Its not a "good enough" before assembly, actually the opposite, its better in a sense. When done as a bare shaft it is concentric to the bearing journals, period. Once you add bearings, spacers, nuts, rotors, housings etc the tolerance stack up from all that -- if done not quite right -- can create taper runout. Now you go and grind the taper, sure it runs out good now, but you still have the misalignment between the front and rear bearings that was the root cause, (or whatever the cause was) all you did was hide it. Now are the bearings going to have a long prosperous life, no, but my taper runout looks great!!
When done right, taper is ground bare shaft to the right AT class--confirmed with air gauge, runs out about a micron +/-. If dual contact, that relationship is correct relative to the face. Test bar in the taper should be good as well and really confirms the results. Once the entire spindle is built, I expect to see that taper runout not move much, maybe a micron, This proves that all the other parts are right and the assembly is healthy. At this point, no grind is necessary because all the bearings are set right, no spacer issues etc etc. Test run and install.

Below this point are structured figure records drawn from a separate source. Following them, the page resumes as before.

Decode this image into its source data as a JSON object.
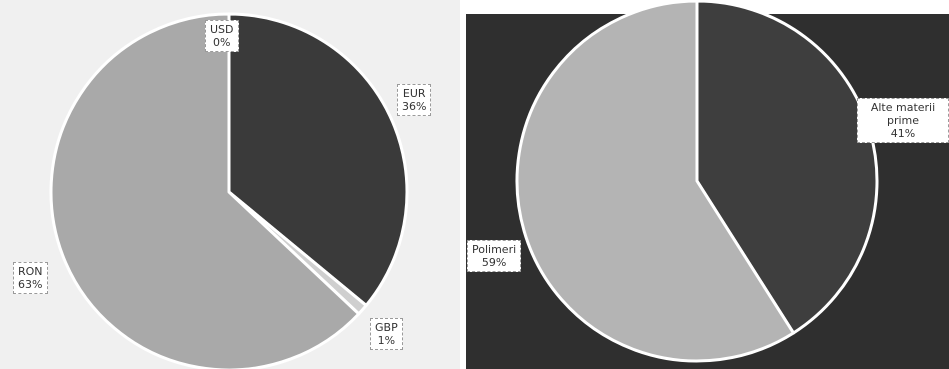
{
  "chart_data": [
    {
      "type": "pie",
      "slices": [
        {
          "name": "EUR",
          "value": 36,
          "value_label": "36%",
          "color": "#3a3a3a"
        },
        {
          "name": "GBP",
          "value": 1,
          "value_label": "1%",
          "color": "#cfcfcf"
        },
        {
          "name": "RON",
          "value": 63,
          "value_label": "63%",
          "color": "#a9a9a9"
        },
        {
          "name": "USD",
          "value": 0,
          "value_label": "0%",
          "color": "#ffffff"
        }
      ],
      "background": "#f0f0f0"
    },
    {
      "type": "pie",
      "slices": [
        {
          "name": "Alte materii prime",
          "value": 41,
          "value_label": "41%",
          "color": "#3e3e3e"
        },
        {
          "name": "Polimeri",
          "value": 59,
          "value_label": "59%",
          "color": "#b4b4b4"
        }
      ],
      "background": "#2f2f2f"
    }
  ]
}
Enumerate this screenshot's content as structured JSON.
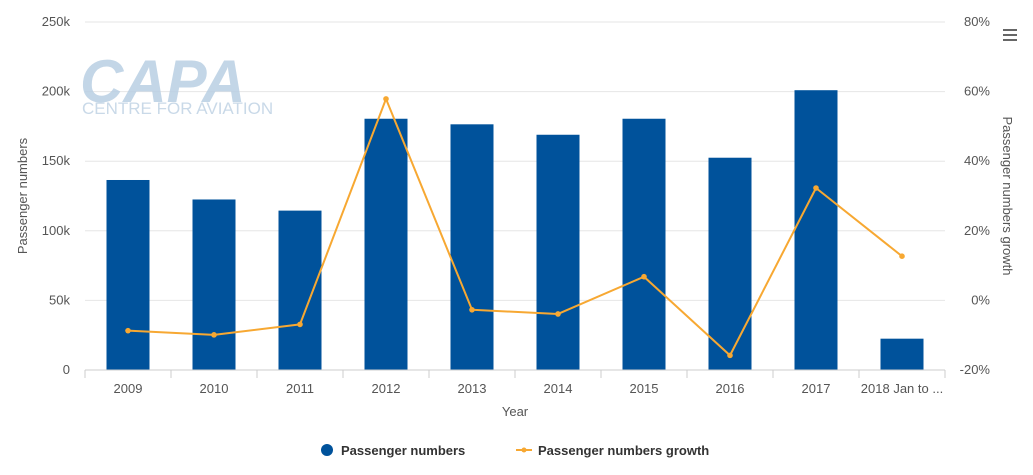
{
  "chart_data": {
    "type": "bar",
    "categories": [
      "2009",
      "2010",
      "2011",
      "2012",
      "2013",
      "2014",
      "2015",
      "2016",
      "2017",
      "2018 Jan to ..."
    ],
    "series": [
      {
        "name": "Passenger numbers",
        "type": "bar",
        "axis": "left",
        "color": "#00529b",
        "values": [
          136500,
          122500,
          114500,
          180500,
          176500,
          169000,
          180500,
          152500,
          201000,
          22500
        ]
      },
      {
        "name": "Passenger numbers growth",
        "type": "line",
        "axis": "right",
        "color": "#f7a832",
        "values": [
          -8.7,
          -9.9,
          -6.9,
          57.9,
          -2.7,
          -3.9,
          6.8,
          -15.8,
          32.3,
          12.7
        ]
      }
    ],
    "xlabel": "Year",
    "ylabel": "Passenger numbers",
    "y2label": "Passenger numbers growth",
    "ylim": [
      0,
      250000
    ],
    "y2lim": [
      -20,
      80
    ],
    "yticks": [
      "0",
      "50k",
      "100k",
      "150k",
      "200k",
      "250k"
    ],
    "y2ticks": [
      "-20%",
      "0%",
      "20%",
      "40%",
      "60%",
      "80%"
    ],
    "grid": true,
    "legend_position": "bottom-center"
  },
  "watermark": {
    "logo_text": "CAPA",
    "subtitle": "CENTRE FOR AVIATION",
    "color": "#b9cfe3"
  },
  "menu": {
    "icon": "hamburger-menu-icon"
  }
}
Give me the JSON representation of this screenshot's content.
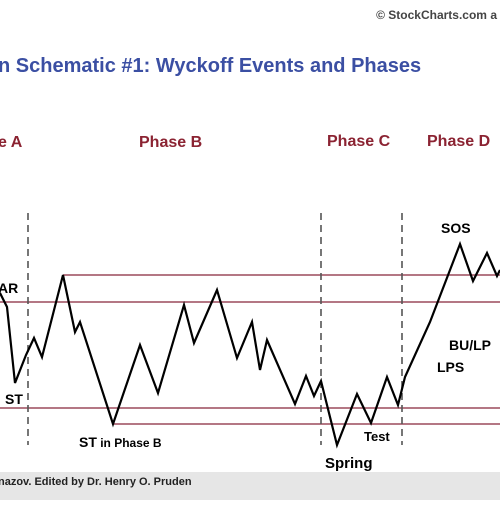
{
  "watermark": "© StockCharts.com a",
  "title": "n Schematic #1: Wyckoff Events and Phases",
  "phases": [
    "e A",
    "Phase B",
    "Phase C",
    "Phase D"
  ],
  "events": {
    "ar": "AR",
    "st": "ST",
    "st_phase_b_prefix": "ST",
    "st_phase_b_suffix": " in Phase B",
    "spring": "Spring",
    "test": "Test",
    "sos": "SOS",
    "bu_lps": "BU/LP",
    "lps": "LPS"
  },
  "credit": "nazov. Edited by Dr. Henry O. Pruden",
  "colors": {
    "title": "#3b4fa3",
    "phase": "#8b2332",
    "level_line": "#9b4a5b",
    "price": "#000000",
    "divider": "#555555",
    "credit_bar": "#e6e6e6"
  }
}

Grinding in assembly is usually covering an issue elsewhere which still exits afterwards.
As with everything, there are sometimes exceptions. Ive had situations where sub 1/2 micron max TIR was required at the tooling taper after assembly, now you are getting to where the bearings are limiting factors so you must "cheat" and hit it after assembly. This is really air bearing territory, but a topic for another day.